Let f(x) = a (7-x^2) for a ≠ 0
a0 Find the equations of the lines tangent to these curves at x=-1
b) find, in terms of a, the y-intercepts of the tangetn lines at x=-1
c) find the x-intercepts of the tangent lines at x=-1
d) Find, in terms of a, the area enclosed by the graph of f(x), the tangent line at x=-1, and the y-axis.
I solved part a and got y=2ax + 8a which i know is right
i solved part by and i got 8a
Part c i'm so sure about is it +/- the square root of 7? Do i set y to zero in the original or derivative??

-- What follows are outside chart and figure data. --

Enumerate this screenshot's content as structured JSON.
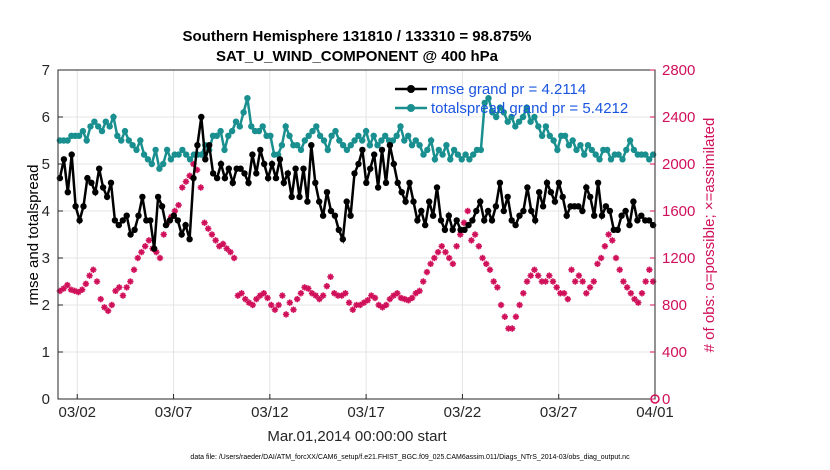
{
  "chart_data": {
    "type": "line",
    "title": "Southern Hemisphere 131810 / 133310 = 98.875%",
    "subtitle": "SAT_U_WIND_COMPONENT @ 400 hPa",
    "xlabel": "Mar.01,2014 00:00:00 start",
    "ylabel_left": "rmse and totalspread",
    "ylabel_right": "# of obs: o=possible; ×=assimilated",
    "footnote": "data file: /Users/raeder/DAI/ATM_forcXX/CAM6_setup/f.e21.FHIST_BGC.f09_025.CAM6assim.011/Diags_NTrS_2014-03/obs_diag_output.nc",
    "x_ticks": [
      {
        "day": 1,
        "label": "03/02"
      },
      {
        "day": 6,
        "label": "03/07"
      },
      {
        "day": 11,
        "label": "03/12"
      },
      {
        "day": 16,
        "label": "03/17"
      },
      {
        "day": 21,
        "label": "03/22"
      },
      {
        "day": 26,
        "label": "03/27"
      },
      {
        "day": 31,
        "label": "04/01"
      }
    ],
    "xlim": [
      0.0,
      31.0
    ],
    "ylim_left": [
      0,
      7
    ],
    "yticks_left": [
      "0",
      "1",
      "2",
      "3",
      "4",
      "5",
      "6",
      "7"
    ],
    "ylim_right": [
      0,
      2800
    ],
    "yticks_right": [
      "0",
      "400",
      "800",
      "1200",
      "1600",
      "2000",
      "2400",
      "2800"
    ],
    "legend": {
      "position": "top-right",
      "entries": [
        "rmse grand pr = 4.2114",
        "totalspread grand pr = 5.4212"
      ]
    },
    "colors": {
      "rmse": "#000000",
      "totalspread": "#1a8f8f",
      "obs": "#d0105a",
      "legend_text": "#1a55e0"
    },
    "series": [
      {
        "name": "rmse",
        "axis": "left",
        "values": [
          4.7,
          5.1,
          4.4,
          5.2,
          4.1,
          3.8,
          4.1,
          4.7,
          4.6,
          4.4,
          4.9,
          4.5,
          4.3,
          4.6,
          3.8,
          3.7,
          3.8,
          3.9,
          3.5,
          3.6,
          3.9,
          4.3,
          3.8,
          3.8,
          3.2,
          4.3,
          4.1,
          3.7,
          3.8,
          3.9,
          3.8,
          3.5,
          3.7,
          3.4,
          4.7,
          5.4,
          6.0,
          5.1,
          5.4,
          4.8,
          4.7,
          5.0,
          4.7,
          4.9,
          4.6,
          4.9,
          4.9,
          4.8,
          4.6,
          5.2,
          4.8,
          5.3,
          5.0,
          4.7,
          5.0,
          4.7,
          5.1,
          4.6,
          4.8,
          4.3,
          4.9,
          4.3,
          4.9,
          4.2,
          5.4,
          4.6,
          4.2,
          3.9,
          4.4,
          4.0,
          3.9,
          3.6,
          3.4,
          4.2,
          3.9,
          4.8,
          5.0,
          5.3,
          4.6,
          4.9,
          5.2,
          4.5,
          5.3,
          4.6,
          5.4,
          5.0,
          4.6,
          4.4,
          4.2,
          4.6,
          4.2,
          3.8,
          4.0,
          3.7,
          4.2,
          3.9,
          4.5,
          3.8,
          3.6,
          3.9,
          3.6,
          3.8,
          3.6,
          3.6,
          3.7,
          3.8,
          4.0,
          4.2,
          3.8,
          4.0,
          3.8,
          4.1,
          4.6,
          4.0,
          4.3,
          3.8,
          3.7,
          3.9,
          4.0,
          4.5,
          4.0,
          3.8,
          4.4,
          4.1,
          4.6,
          4.4,
          4.2,
          4.6,
          4.3,
          3.9,
          4.1,
          4.1,
          4.1,
          4.0,
          4.5,
          4.3,
          3.9,
          4.6,
          3.9,
          4.1,
          4.0,
          3.6,
          3.6,
          3.9,
          4.0,
          3.7,
          4.2,
          3.8,
          3.9,
          3.8,
          3.8,
          3.7
        ]
      },
      {
        "name": "totalspread",
        "axis": "left",
        "values": [
          5.5,
          5.5,
          5.5,
          5.6,
          5.6,
          5.6,
          5.7,
          5.5,
          5.8,
          5.9,
          5.8,
          5.7,
          5.9,
          5.8,
          6.0,
          5.6,
          5.5,
          5.7,
          5.5,
          5.4,
          5.3,
          5.5,
          5.2,
          5.1,
          5.0,
          5.3,
          4.9,
          5.0,
          5.3,
          5.1,
          5.2,
          5.2,
          5.3,
          5.2,
          5.1,
          5.2,
          5.2,
          5.2,
          5.4,
          5.3,
          5.6,
          5.6,
          5.7,
          5.3,
          5.6,
          5.7,
          5.9,
          5.8,
          6.1,
          6.4,
          5.8,
          5.7,
          5.7,
          5.8,
          5.6,
          5.6,
          5.2,
          5.2,
          5.4,
          5.8,
          5.6,
          5.4,
          5.4,
          5.3,
          5.5,
          5.6,
          5.7,
          5.8,
          5.6,
          5.5,
          5.3,
          5.6,
          5.7,
          5.5,
          5.4,
          5.3,
          5.4,
          5.5,
          5.6,
          5.5,
          5.7,
          5.4,
          5.6,
          5.4,
          5.5,
          5.6,
          5.5,
          5.5,
          5.6,
          5.8,
          5.5,
          5.6,
          5.4,
          5.5,
          5.4,
          5.2,
          5.3,
          5.5,
          5.1,
          5.3,
          5.2,
          5.4,
          5.1,
          5.3,
          5.2,
          5.1,
          5.2,
          5.1,
          5.2,
          5.3,
          5.3,
          6.3,
          6.4,
          6.1,
          6.0,
          6.2,
          6.1,
          5.9,
          6.0,
          5.8,
          5.9,
          6.0,
          6.2,
          5.9,
          6.0,
          5.8,
          5.6,
          5.8,
          5.6,
          5.5,
          5.3,
          5.6,
          5.6,
          5.4,
          5.5,
          5.3,
          5.4,
          5.2,
          5.4,
          5.3,
          5.2,
          5.1,
          5.3,
          5.3,
          5.1,
          5.2,
          5.2,
          5.1,
          5.3,
          5.5,
          5.3,
          5.2,
          5.2,
          5.2,
          5.1,
          5.2
        ]
      },
      {
        "name": "obs count (assimilated)",
        "axis": "right",
        "values": [
          920,
          940,
          970,
          930,
          920,
          910,
          930,
          980,
          1050,
          1100,
          1000,
          850,
          780,
          750,
          800,
          920,
          950,
          880,
          950,
          1000,
          1100,
          1200,
          1250,
          1300,
          1350,
          1280,
          1250,
          1200,
          1400,
          1500,
          1550,
          1600,
          1650,
          1800,
          1850,
          1900,
          2000,
          1950,
          1800,
          1500,
          1450,
          1400,
          1350,
          1300,
          1320,
          1280,
          1250,
          1200,
          880,
          900,
          850,
          820,
          800,
          850,
          880,
          900,
          860,
          800,
          760,
          800,
          880,
          720,
          820,
          760,
          850,
          900,
          950,
          940,
          900,
          880,
          850,
          880,
          960,
          1040,
          900,
          880,
          880,
          900,
          820,
          760,
          800,
          800,
          820,
          840,
          880,
          860,
          800,
          780,
          800,
          850,
          880,
          900,
          860,
          850,
          840,
          860,
          900,
          920,
          1000,
          1080,
          1150,
          1200,
          1250,
          1300,
          1250,
          1200,
          1150,
          1300,
          1400,
          1500,
          1600,
          1350,
          1400,
          1300,
          1200,
          1150,
          1100,
          1000,
          950,
          800,
          700,
          600,
          600,
          700,
          800,
          900,
          1000,
          1050,
          1100,
          1050,
          1000,
          1000,
          1050,
          1000,
          950,
          900,
          900,
          850,
          1100,
          1000,
          1050,
          1000,
          900,
          950,
          1000,
          1150,
          1200,
          1300,
          1400,
          1350,
          1200,
          1100,
          1000,
          950,
          900,
          850,
          820,
          900,
          1000,
          1100,
          1000
        ]
      }
    ],
    "obs_count_possible_final": 0
  }
}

Part d i have no clue about so please help!
I'm looking for help on parts c and d! THANK YOU SO MUCH :)
Update:@ Old Teacher- thank you so much!!! I tried part c by myself before i saw this and i got x=-4 as well so thank you! For part D, i'm still a little confused on these steps:
1)= ax^3/3 + ax^2+ ax| (-1,0)
2) =0-( -a/3 +a-a)
3 )=a/3
how exactly did you do that and make it ax^3/3? I understand everything up to those last steps. thanks again! :)
Answers & Comments
Verified answer
f(x)= 7a-ax^2
f '(x)= -2ax
A)
At x=-1, y= 6a
m= 2a
Y= 2ax + 8a (tangent line is correct)
B) 2a(0) +8a= 8a (correct for y intercept)
C) x-intercept of the tangent line is where y is zero.
0= 2ax +8a
X=-4
D) integrate (tangent line- function) on [-1,0]
Edit: the line is above the function if a is positive:
INT[ 2ax+ 8a)- (-ax^2+7a) ] dx on [-1,0]
= INT[ ax^2+2ax +a]dx
Treat a as a constant : (integrate as if a was 3)
= ax^3/3 + ax^2+ ax| (-1,0)
Now plug in 0 and -1 for x:
=0-( -a/3 +a-a)
=a/3
Hoping this helps!